In a similar study [5] the sensitivity of the modified BIND (M-BIND) score was reported to be 90.7% with a PPV of 88.9%, while the specificity was 97.7% with a NPV of 98.2%. These findings were however based on the accuracy of the M-BIND score in identifying neonates with scores of ≥3. If the accuracy of the M-BIND score was however considered from cut-off score of ≥1, which was also the cut-off used in the present study, the sensitivity of the M-BIND was 98.1%, specificity was 88.2%, PPV was 61.2% and NPV was 99.6% and are thus comparable with the present study. The slight observed differences when compared with the present study may be because this study used BAER as a standard for comparison, which is superior to the basis for comparison used in the M-BIND score study (clinical acumen/experience of consultants over residents), as such the result from this study provides more reliable data on the usefulness of BIND score. The lower the M-BIND score, the less precise the diagnosis of ABE as shown by the low PPV of 61.2% at cut-off score of ≥1 (due to the non-specific features of subtle ABE which can be missed) and vice versa (PPV increased to 88.9% at cut-off score of ≥3). This is similar to what was obtained in this study. Moreover, the study that validated the M-BIND score (which incorporates evaluation of eye signs) was used, as opposed to the present study which used the original BIND score (with no eye signs), both of which are screening tests that have not been validated using the same confirmatory test, so their performance may be different.
Limitation
A potential criticism of the study is that it was conducted in a single centre which may limit generalisation of findings. However, it is believed that most patients with severe form of jaundice are referred to our facility, which is the only tertiary hospital that offers neonatal services, and thus results are representative of the population. Also, findings from this study may only be useful in developing countries with similar high prevalence of ABE and are unlikely to be applicable in the developed settings where the prevalence of ABE is extremely low compared with the study site. Another limitation is the use of BAER as the standard for diagnosing ABE. Although autopsy is the confirmed gold standard in diagnosing BE, it was not feasible in our environment due to cultural and religious factors militating against its use. BAER is a suitable alternative to detect outcome due to its high predictive values in detecting SNHL, the hallmark for ABE diagnosis. Finally, BAER was done within 2 hours of presentation. It would have been better if a repeat were done after treatment, preferably pre-discharge to provide more information on reversal of damage with appropriate treatment. The cost of the investigation was a limiting factor in a follow-up repeat test.
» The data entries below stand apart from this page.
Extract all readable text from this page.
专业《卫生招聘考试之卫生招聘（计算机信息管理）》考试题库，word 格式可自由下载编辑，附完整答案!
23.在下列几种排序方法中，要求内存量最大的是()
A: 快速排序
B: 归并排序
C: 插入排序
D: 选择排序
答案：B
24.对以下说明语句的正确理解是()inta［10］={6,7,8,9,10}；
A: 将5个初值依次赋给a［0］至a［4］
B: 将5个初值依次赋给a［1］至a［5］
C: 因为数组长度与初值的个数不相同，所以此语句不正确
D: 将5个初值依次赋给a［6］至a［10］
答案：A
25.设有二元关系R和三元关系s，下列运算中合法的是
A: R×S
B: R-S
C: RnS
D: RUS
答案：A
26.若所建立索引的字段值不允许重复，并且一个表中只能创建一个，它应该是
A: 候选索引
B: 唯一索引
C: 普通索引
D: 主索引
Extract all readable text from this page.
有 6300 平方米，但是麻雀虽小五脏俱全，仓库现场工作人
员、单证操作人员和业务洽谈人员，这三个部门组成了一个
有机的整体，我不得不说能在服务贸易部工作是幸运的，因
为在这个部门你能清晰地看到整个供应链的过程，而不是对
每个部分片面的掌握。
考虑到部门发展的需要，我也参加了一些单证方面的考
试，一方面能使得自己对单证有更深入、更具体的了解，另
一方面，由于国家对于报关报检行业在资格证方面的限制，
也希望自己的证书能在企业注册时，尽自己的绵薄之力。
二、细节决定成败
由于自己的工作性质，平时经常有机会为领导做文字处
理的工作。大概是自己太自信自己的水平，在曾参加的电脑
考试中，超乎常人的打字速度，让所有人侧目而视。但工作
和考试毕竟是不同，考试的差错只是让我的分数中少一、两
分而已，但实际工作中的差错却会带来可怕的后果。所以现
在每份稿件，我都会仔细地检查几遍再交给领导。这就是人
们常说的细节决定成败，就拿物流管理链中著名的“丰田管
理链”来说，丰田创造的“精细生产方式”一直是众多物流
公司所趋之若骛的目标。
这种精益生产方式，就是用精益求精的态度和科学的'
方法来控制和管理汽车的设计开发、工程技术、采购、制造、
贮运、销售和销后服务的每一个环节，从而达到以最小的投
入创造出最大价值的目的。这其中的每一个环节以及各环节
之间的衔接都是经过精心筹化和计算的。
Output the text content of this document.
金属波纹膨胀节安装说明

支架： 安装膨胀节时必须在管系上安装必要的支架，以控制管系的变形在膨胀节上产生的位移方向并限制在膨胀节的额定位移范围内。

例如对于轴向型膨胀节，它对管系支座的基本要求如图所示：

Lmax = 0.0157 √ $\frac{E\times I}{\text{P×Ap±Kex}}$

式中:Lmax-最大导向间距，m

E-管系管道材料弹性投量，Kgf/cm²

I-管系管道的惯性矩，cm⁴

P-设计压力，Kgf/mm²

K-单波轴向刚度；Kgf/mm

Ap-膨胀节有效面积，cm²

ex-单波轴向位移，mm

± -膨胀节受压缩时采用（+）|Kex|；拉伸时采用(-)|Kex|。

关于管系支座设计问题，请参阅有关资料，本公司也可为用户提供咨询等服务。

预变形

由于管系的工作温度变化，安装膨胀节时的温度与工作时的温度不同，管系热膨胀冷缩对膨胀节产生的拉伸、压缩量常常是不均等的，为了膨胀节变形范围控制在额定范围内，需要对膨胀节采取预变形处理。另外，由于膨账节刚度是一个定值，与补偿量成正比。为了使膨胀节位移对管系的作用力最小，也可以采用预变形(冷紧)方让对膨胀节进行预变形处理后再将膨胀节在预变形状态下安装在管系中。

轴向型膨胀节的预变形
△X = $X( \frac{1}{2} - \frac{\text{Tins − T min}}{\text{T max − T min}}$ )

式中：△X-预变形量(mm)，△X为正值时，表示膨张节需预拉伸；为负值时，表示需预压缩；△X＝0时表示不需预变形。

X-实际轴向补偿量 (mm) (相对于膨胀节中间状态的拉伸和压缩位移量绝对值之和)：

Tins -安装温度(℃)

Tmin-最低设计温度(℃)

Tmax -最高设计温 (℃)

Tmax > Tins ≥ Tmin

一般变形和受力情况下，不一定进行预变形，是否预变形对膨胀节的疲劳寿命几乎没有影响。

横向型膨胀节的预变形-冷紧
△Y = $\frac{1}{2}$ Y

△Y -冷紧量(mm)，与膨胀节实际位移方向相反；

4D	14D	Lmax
The causes of hyperbilirubinaemia were not looked into for use in planning and prevention.
Area of Future Research
Future research should explore the relationship between BIND score, BAER and cranial magnetic resonance imaging to determine and compare their diagnostic accuracy in predicting ABE; and identify factors that predispose some neonates to developing encephalopathy while others are protected.
Conclusion
This study has demonstrated the value of BAER as a useful diagnostic tool in the care and management of the neonate with significantly raised serum bilirubin. Specifically, this study has also shown the value of clinical assessment using the BIND score as a reliable alternative where BAER is not available. The use of BIND score in diagnosing BE can be relied upon in settings where the expertise and facilities for BAER audiometry are not available.